RFP : Qu’apprend-on de l’analyse des survivants et de leurs descendants ?

RR : J’ai évoqué les défis que tous ceux que l’on a appelés les « survivants » ont représenté pour l’analyse. Ces défis n’étaient pas du même ordre pour les « survivants » qui revenaient des camps et pour ceux qui y avaient perdu leurs parents ou leurs proches, ceux que l’on a appelés « les orphelins de la Shoah ». Les uns avaient survécu à une « Shoah des coups » et des exécutions. Les autres étaient les victimes d’une « Shoah des pertes ».

Les traumatismes des premiers nous sont bien connus, grâce à Primo Levi ou à des analystes comme Laub ou Stewart. Les souffrances des seconds, plus sourdes, plus proches des pathologies du deuil, le sont beaucoup moins. Mais, petit à petit et dès les années soixante-dix, le sort des orphelins de la Shoah est devenu une question centrale, suivie, quelques années plus tard, de la question des « Enfants cachés ». On s’est alors aperçu que reconnaître la réalité de la perte catastrophique est souvent impossible pour l’enfant survivant. « Déclarer en effet que l’objet est mort revient à le tuer » (Kijak, 1986). Il est en outre nécessaire de savoir ce que l’on a perdu pour que le travail du deuil puisse être accompli. Qu’advient-il alors quand la vie d’un individu se construit à partir d’une « absence indéterminée » ? Une telle indétermination ne condamne-telle pas le sujet à vivre ce que J.-B. Pontalis a décrit, à propos de Georges Perec, comme une « réalité pseudo-psychique » ?

Vous posez enfin la question des descendants de survivants. Souvent, ces derniers sont inconsciemment dépossédés de leur propre vie, parfois même transformés en « cierges du souvenir » (Charlotte Wardi, 1992). Ils sont littéralement « hantés ». Ce qui est alors répétitivement mis en acte, façonnant leur existence, n’est pas de l’ordre d’un souvenir refoulé, mais quelque chose qui se trouve à la fois « impossible à oublier et impossible à raconter », selon les termes de Samuel Gerson (2009).

Ainsi ce qui dans une génération demeure non inscrit, non reconnu, non accepté, non symbolisé, semble faire irruption dans la génération suivante, comme le montre le dessinateur new yorkais Art Spiegelman, lui-même enfant de survivants, dans une courte bande-dessinée.

L’histoire est celle d’un père qui invite un jour son petit garçon à admirer le magnifique cadeau qu’il lui a préparé et qui l’attend à l’intérieur d’un coffre. L’enfant ravi court vers le coffre et trépigne d’impatience pendant que son père défait, un à un, les nombreux cadenas qui maintiennent le coffre fermé. Le père soulève alors le couvercle. Un monstre effroyable jaillit du coffre, gueule béante, prêt à dévorer l’enfant.
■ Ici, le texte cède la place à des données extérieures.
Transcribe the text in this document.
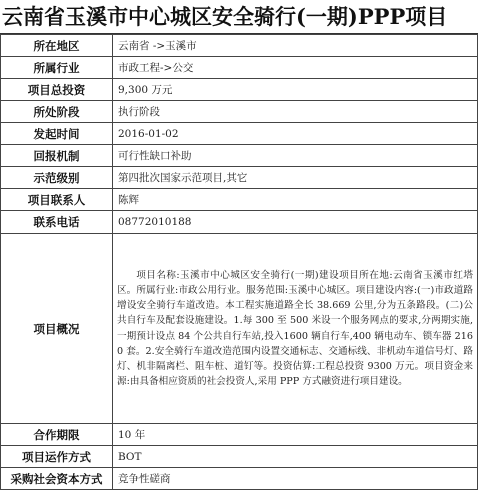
云南省玉溪市中心城区安全骑行(一期)PPP项目
所在地区	云南省 ->玉溪市
所属行业	市政工程->公交
项目总投资	9,300 万元
所处阶段	执行阶段
发起时间	2016-01-02
回报机制	可行性缺口补助
示范级别	第四批次国家示范项目,其它
项目联系人	陈辉
联系电话	08772010188
项目概况	项目名称:玉溪市中心城区安全骑行(一期)建设项目所在地:云南省玉溪市红塔区。所属行业:市政公用行业。服务范围:玉溪中心城区。项目建设内容:(一)市政道路增设安全骑行车道改造。本工程实施道路全长 38.669 公里,分为五条路段。(二)公共自行车及配套设施建设。1.每 300 至 500 米设一个服务网点的要求,分两期实施,一期预计设点 84 个公共自行车站,投入1600 辆自行车,400 辆电动车、锁车器 2160 套。2.安全骑行车道改造范围内设置交通标志、交通标线、非机动车道信号灯、路灯、机非隔离栏、阻车桩、道钉等。投资估算:工程总投资 9300 万元。项目资金来源:由具备相应资质的社会投资人,采用 PPP 方式融资进行项目建设。
合作期限	10 年
项目运作方式	BOT
采购社会资本方式	竞争性磋商
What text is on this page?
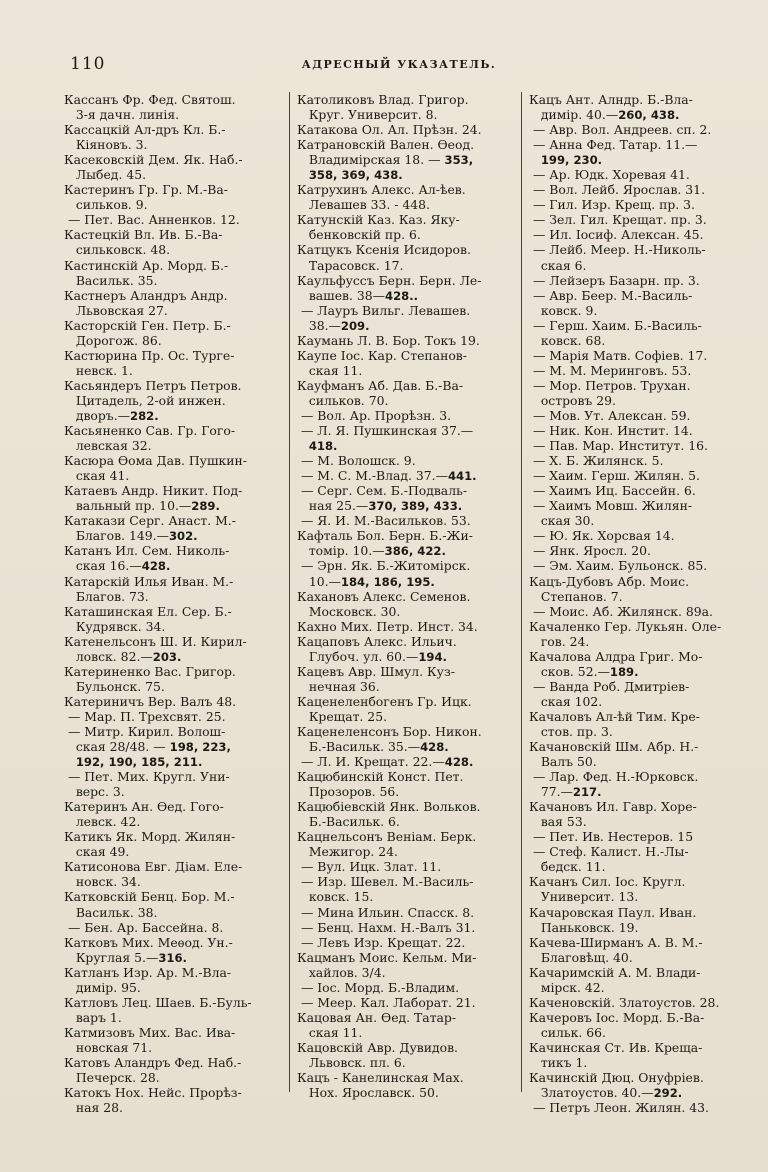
110	АДРЕСНЫЙ УКАЗАТЕЛЬ.
Кассанъ Фр. Фед. Святош.
3-я дачн. линія.
Кассацкій Ал-дръ Кл. Б.-
Кіяновъ. 3.
Касековскій Дем. Як. Наб.-
Лыбед. 45.
Кастеринъ Гр. Гр. М.-Ва-
сильков. 9.
— Пет. Вас. Анненков. 12.
Кастецкій Вл. Ив. Б.-Ва-
сильковск. 48.
Кастинскій Ар. Морд. Б.-
Васильк. 35.
Кастнеръ Аландръ Андр.
Львовская 27.
Касторскій Ген. Петр. Б.-
Дорогож. 86.
Кастюрина Пр. Ос. Турге-
невск. 1.
Касьяндеръ Петръ Петров.
Цитадель, 2-ой инжен.
дворъ.—282.
Касьяненко Сав. Гр. Гого-
левская 32.
Касюра Ѳома Дав. Пушкин-
ская 41.
Катаевъ Андр. Никит. Под-
вальный пр. 10.—289.
Катакази Серг. Анаст. М.-
Благов. 149.—302.
Катанъ Ил. Сем. Николь-
ская 16.—428.
Катарскій Илья Иван. М.-
Благов. 73.
Каташинская Ел. Сер. Б.-
Кудрявск. 34.
Катенельсонъ Ш. И. Кирил-
ловск. 82.—203.
Катериненко Вас. Григор.
Бульонск. 75.
Катериничъ Вер. Валъ 48.
— Мар. П. Трехсвят. 25.
— Митр. Кирил. Волош-
ская 28/48. — 198, 223,
192, 190, 185, 211.
— Пет. Мих. Кругл. Уни-
верс. 3.
Катеринъ Ан. Ѳед. Гого-
левск. 42.
Катикъ Як. Морд. Жилян-
ская 49.
Катисонова Евг. Діам. Еле-
новск. 34.
Катковскій Бенц. Бор. М.-
Васильк. 38.
— Бен. Ар. Бассейна. 8.
Катковъ Мих. Меѳод. Ун.-
Круглая 5.—316.
Катланъ Изр. Ар. М.-Вла-
димір. 95.
Катловъ Лец. Шаев. Б.-Буль-
варъ 1.
Катмизовъ Мих. Вас. Ива-
новская 71.
Катовъ Аландръ Фед. Наб.-
Печерск. 28.
Катокъ Нох. Нейс. Прорѣз-
ная 28.
Католиковъ Влад. Григор.
Круг. Университ. 8.
Катакова Ол. Ал. Прѣзн. 24.
Катрановскій Вален. Ѳеод.
Владимірская 18. — 353,
358, 369, 438.
Катрухинъ Алекс. Ал-ѣев.
Левашев 33. - 448.
Катунскій Каз. Каз. Яку-
бенковскій пр. 6.
Катцукъ Ксенія Исидоров.
Тарасовск. 17.
Каульфуссъ Берн. Берн. Ле-
вашев. 38—428..
— Лауръ Вильг. Левашев.
38.—209.
Каумань Л. В. Бор. Токъ 19.
Каупе Іос. Кар. Степанов-
ская 11.
Кауфманъ Аб. Дав. Б.-Ва-
сильков. 70.
— Вол. Ар. Прорѣзн. 3.
— Л. Я. Пушкинская 37.—
418.
— М. Волошск. 9.
— М. С. М.-Влад. 37.—441.
— Серг. Сем. Б.-Подваль-
ная 25.—370, 389, 433.
— Я. И. М.-Васильков. 53.
Кафталь Бол. Берн. Б.-Жи-
томір. 10.—386, 422.
— Эрн. Як. Б.-Житомірск.
10.—184, 186, 195.
Кахановъ Алекс. Семенов.
Московск. 30.
Кахно Мих. Петр. Инст. 34.
Кацаповъ Алекс. Ильич.
Глубоч. ул. 60.—194.
Кацевъ Авр. Шмул. Куз-
нечная 36.
Каценеленбогенъ Гр. Ицк.
Крещат. 25.
Каценеленсонъ Бор. Никон.
Б.-Васильк. 35.—428.
— Л. И. Крещат. 22.—428.
Кацюбинскій Конст. Пет.
Прозоров. 56.
Кацюбіевскій Янк. Вольков.
Б.-Васильк. 6.
Кацнельсонъ Веніам. Берк.
Межигор. 24.
— Вул. Ицк. Злат. 11.
— Изр. Шевел. М.-Василь-
ковск. 15.
— Мина Ильин. Спасск. 8.
— Бенц. Нахм. Н.-Валъ 31.
— Левъ Изр. Крещат. 22.
Кацманъ Моис. Кельм. Ми-
хайлов. 3/4.
— Іос. Морд. Б.-Владим.
— Меер. Кал. Лаборат. 21.
Кацовая Ан. Ѳед. Татар-
ская 11.
Кацовскій Авр. Дувидов.
Львовск. пл. 6.
Кацъ - Канелинская Мах.
Нох. Ярославск. 50.
Кацъ Ант. Алндр. Б.-Вла-
димір. 40.—260, 438.
— Авр. Вол. Андреев. сп. 2.
— Анна Фед. Татар. 11.—
199, 230.
— Ар. Юдк. Хоревая 41.
— Вол. Лейб. Ярослав. 31.
— Гил. Изр. Крещ. пр. 3.
— Зел. Гил. Крещат. пр. 3.
— Ил. Іосиф. Алексан. 45.
— Лейб. Меер. Н.-Николь-
ская 6.
— Лейзеръ Базарн. пр. 3.
— Авр. Беер. М.-Василь-
ковск. 9.
— Герш. Хаим. Б.-Василь-
ковск. 68.
— Марія Матв. Софіев. 17.
— М. М. Меринговъ. 53.
— Мор. Петров. Трухан.
островъ 29.
— Мов. Ут. Алексан. 59.
— Ник. Кон. Инстит. 14.
— Пав. Мар. Институт. 16.
— Х. Б. Жилянск. 5.
— Хаим. Герш. Жилян. 5.
— Хаимъ Иц. Бассейн. 6.
— Хаимъ Мовш. Жилян-
ская 30.
— Ю. Як. Хорсвая 14.
— Янк. Яросл. 20.
— Эм. Хаим. Бульонск. 85.
Кацъ-Дубовъ Абр. Моис.
Степанов. 7.
— Моис. Аб. Жилянск. 89а.
Качаленко Гер. Лукьян. Оле-
гов. 24.
Качалова Алдра Григ. Мо-
сков. 52.—189.
— Ванда Роб. Дмитріев-
ская 102.
Качаловъ Ал-ѣй Тим. Кре-
стов. пр. 3.
Качановскій Шм. Абр. Н.-
Валъ 50.
— Лар. Фед. Н.-Юрковск.
77.—217.
Качановъ Ил. Гавр. Хоре-
вая 53.
— Пет. Ив. Нестеров. 15
— Стеф. Калист. Н.-Лы-
бедск. 11.
Качанъ Сил. Іос. Кругл.
Университ. 13.
Качаровская Паул. Иван.
Паньковск. 19.
Качева-Ширманъ А. В. М.-
Благовѣщ. 40.
Качаримскій А. М. Влади-
мірск. 42.
Каченовскій. Златоустов. 28.
Качеровъ Іос. Морд. Б.-Ва-
сильк. 66.
Качинская Ст. Ив. Креща-
тикъ 1.
Качинскій Дюц. Онуфріев.
Златоустов. 40.—292.
— Петръ Леон. Жилян. 43.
L’enfant se sauve en hurlant. Le père maîtrise le monstre, le remet dans le coffre et rabat le couvercle. « Je viens de te montrer ton cadeau, dit-il au petit garçon. Quand tu seras grand, tu le transmettras à ton tour à tes enfants » (Spiegelman 2013).

Comme ce père le sait fort bien (et comme j’ai moi-même tenté de le montrer à propos d’Emmanuel Carrère qui réussit à doter d’une réalité « géographique » un deuil qu’il était impossible aux membres de sa famille d’appréhender), il faut plus d’une génération pour élaborer les traumas massifs. Parfois malheureusement, la tâche est impossible.


[1] Psychanalyse Internationale, revue de l’API, vol. 18, 2010.